Since the ad appeared, Romney, his surrogates, and so-called independent groups like the nouvelle swift-boaters have all rehashed the same dubious line in Romney’s defense: That any American president (or “any thinking American“) would have ordered the bin Laden raid. Just last night on Sean Hannity’s Fox News Channel show, Romney yet again issued this defense:
ROMNEY: But if the president wants to remind people of his decision, well, that’s entirely appropriate. But I think it was a big mistake for the president to try to make in this a political event by suggesting that I would not have done the same thing. I mean, frankly, Sean, almost any American in the position of presidency hearing that Osama bin Laden could have been taken out would have certainly pressed the button and said: get rid of the guy.
HANNITY: Oh, absolutely.
ROMNEY: And of course I would have.
Watch the video:
However, Romney and his allies’ repeated responses to the ad that “any thinking American” would have ordered the raid don’t account for the actual events surrounding Obama’s call.
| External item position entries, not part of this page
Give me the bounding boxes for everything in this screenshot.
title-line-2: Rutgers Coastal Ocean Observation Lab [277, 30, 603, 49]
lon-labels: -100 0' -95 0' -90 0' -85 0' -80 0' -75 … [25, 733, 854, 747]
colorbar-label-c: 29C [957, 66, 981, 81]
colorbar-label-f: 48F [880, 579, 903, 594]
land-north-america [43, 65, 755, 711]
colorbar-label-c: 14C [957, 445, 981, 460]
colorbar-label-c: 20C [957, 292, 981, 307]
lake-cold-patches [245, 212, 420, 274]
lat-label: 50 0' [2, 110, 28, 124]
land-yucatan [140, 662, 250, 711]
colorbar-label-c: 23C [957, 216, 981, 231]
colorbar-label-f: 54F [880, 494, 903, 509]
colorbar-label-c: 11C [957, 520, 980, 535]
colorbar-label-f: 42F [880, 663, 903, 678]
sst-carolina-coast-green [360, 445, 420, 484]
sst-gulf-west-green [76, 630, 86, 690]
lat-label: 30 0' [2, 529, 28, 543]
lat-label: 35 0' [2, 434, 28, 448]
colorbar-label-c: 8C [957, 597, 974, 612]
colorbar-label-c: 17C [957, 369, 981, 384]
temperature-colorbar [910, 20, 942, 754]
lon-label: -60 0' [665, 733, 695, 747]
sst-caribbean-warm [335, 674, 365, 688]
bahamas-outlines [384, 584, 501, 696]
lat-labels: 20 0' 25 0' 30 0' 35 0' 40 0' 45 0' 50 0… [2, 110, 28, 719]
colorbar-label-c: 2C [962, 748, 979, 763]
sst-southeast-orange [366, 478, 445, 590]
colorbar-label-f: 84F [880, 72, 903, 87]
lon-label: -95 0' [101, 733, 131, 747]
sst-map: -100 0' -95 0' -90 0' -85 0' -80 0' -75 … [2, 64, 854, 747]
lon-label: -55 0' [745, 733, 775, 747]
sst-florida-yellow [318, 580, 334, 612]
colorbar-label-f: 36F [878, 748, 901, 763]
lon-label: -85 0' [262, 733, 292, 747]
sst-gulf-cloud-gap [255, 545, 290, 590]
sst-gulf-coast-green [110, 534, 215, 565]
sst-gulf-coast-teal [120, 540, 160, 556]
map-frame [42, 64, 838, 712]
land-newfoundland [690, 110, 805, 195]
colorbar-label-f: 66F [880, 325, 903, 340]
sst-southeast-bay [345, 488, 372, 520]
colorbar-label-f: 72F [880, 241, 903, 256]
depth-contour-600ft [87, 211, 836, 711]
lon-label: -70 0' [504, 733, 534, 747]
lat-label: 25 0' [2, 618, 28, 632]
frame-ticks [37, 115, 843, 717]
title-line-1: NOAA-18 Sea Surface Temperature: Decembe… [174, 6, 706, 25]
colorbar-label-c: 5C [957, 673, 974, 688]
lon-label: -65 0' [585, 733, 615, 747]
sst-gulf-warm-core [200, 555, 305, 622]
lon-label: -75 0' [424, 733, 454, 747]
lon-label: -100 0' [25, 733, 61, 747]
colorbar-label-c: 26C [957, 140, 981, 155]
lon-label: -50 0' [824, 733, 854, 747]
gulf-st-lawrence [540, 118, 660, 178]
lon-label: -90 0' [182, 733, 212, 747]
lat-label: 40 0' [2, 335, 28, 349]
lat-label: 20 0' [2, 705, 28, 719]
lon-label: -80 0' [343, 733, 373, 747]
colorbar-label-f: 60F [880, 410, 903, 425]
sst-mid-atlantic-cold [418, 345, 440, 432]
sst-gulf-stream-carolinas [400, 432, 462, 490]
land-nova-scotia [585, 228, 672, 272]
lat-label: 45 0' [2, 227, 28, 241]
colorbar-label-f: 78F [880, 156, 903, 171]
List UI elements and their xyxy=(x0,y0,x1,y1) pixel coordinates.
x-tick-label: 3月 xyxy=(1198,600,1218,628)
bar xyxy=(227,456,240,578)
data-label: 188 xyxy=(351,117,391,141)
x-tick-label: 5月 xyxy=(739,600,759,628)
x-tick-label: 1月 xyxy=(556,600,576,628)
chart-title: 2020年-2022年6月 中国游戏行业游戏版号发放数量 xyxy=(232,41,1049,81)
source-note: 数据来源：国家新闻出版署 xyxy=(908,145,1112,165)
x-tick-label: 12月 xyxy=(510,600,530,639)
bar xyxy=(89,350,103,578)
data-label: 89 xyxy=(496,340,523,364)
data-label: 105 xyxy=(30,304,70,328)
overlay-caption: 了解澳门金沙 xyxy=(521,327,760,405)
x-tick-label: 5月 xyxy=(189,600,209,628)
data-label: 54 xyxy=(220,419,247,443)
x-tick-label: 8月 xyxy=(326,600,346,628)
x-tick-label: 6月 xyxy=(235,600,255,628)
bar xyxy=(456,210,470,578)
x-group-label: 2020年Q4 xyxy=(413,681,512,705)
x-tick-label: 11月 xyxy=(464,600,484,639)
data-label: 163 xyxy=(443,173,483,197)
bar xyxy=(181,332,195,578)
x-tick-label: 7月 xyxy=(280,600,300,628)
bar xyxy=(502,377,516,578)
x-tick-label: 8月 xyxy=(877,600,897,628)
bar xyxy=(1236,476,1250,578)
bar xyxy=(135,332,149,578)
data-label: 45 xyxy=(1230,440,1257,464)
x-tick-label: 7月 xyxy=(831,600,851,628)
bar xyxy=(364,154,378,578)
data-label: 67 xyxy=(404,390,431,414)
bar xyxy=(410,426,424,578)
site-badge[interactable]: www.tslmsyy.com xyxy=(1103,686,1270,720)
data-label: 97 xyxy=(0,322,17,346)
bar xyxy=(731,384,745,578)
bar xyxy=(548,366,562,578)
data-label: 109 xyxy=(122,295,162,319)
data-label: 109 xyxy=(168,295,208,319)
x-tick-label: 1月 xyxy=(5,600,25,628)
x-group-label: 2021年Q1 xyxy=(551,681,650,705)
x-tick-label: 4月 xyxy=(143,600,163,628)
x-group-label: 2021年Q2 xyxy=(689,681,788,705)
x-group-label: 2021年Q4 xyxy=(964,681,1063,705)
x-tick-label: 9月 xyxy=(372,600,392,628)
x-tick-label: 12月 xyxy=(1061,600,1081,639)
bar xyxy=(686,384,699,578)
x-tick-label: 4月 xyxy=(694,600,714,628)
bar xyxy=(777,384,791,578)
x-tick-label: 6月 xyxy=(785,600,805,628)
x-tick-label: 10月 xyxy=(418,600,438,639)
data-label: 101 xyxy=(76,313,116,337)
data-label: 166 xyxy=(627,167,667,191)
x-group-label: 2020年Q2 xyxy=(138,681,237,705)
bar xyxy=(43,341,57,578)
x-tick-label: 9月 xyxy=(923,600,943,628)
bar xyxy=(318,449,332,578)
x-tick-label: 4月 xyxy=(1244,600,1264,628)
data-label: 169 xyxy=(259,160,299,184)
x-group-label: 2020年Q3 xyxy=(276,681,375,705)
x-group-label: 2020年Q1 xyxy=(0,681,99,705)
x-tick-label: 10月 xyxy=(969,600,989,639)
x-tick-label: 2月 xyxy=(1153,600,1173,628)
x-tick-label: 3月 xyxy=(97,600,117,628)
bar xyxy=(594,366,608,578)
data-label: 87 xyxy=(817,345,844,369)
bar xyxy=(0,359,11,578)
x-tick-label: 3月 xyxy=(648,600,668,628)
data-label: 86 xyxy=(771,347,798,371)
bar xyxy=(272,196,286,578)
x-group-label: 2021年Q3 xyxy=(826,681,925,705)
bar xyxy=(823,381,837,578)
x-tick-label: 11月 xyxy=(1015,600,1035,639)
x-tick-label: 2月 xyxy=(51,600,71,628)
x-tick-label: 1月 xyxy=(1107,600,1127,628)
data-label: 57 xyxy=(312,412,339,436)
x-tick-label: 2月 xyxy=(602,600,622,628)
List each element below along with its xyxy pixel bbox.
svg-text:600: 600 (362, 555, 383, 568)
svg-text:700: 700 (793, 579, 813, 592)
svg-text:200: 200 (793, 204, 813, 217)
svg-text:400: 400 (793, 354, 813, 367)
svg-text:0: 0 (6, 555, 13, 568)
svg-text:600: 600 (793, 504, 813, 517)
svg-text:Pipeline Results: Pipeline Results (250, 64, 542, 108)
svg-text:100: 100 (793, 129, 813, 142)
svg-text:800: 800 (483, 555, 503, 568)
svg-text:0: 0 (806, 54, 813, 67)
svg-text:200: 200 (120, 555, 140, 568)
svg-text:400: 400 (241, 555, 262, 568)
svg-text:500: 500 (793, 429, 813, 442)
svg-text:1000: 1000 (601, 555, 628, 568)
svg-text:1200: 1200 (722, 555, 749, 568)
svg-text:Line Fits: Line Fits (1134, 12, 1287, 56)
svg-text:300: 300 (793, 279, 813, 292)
“There wasn’t any direct evidence that he was there. It was all circumstantial.” — Robert Gates
“The circumstantial case of Iraq having WMD (weapons of mass destruction) was actually stronger than the circumstantial case that bin Laden is living in the Abbottabad compound.” — CIA Deputy Director Michael Morell
“Ultimately, it was a 50/50 proposition as to whether this was actually bin Laden.” — President Obama
In an analogous choice in 2005, George W. Bush and then-Defense Secretary Donald Rumsfeld decided not to strike at senior Al Qaeda commanders in Pakistan because of the potential risk to relations with the notoriously sensitive country. When Obama said in his first presidential campaign that he would strike in Pakistan to get bin Laden, McCain criticized him as irresponsible. Romney echoed this concern when he said in August 2007, “I do not concur in the words of Barack Obama in a plan to enter an ally of ours.”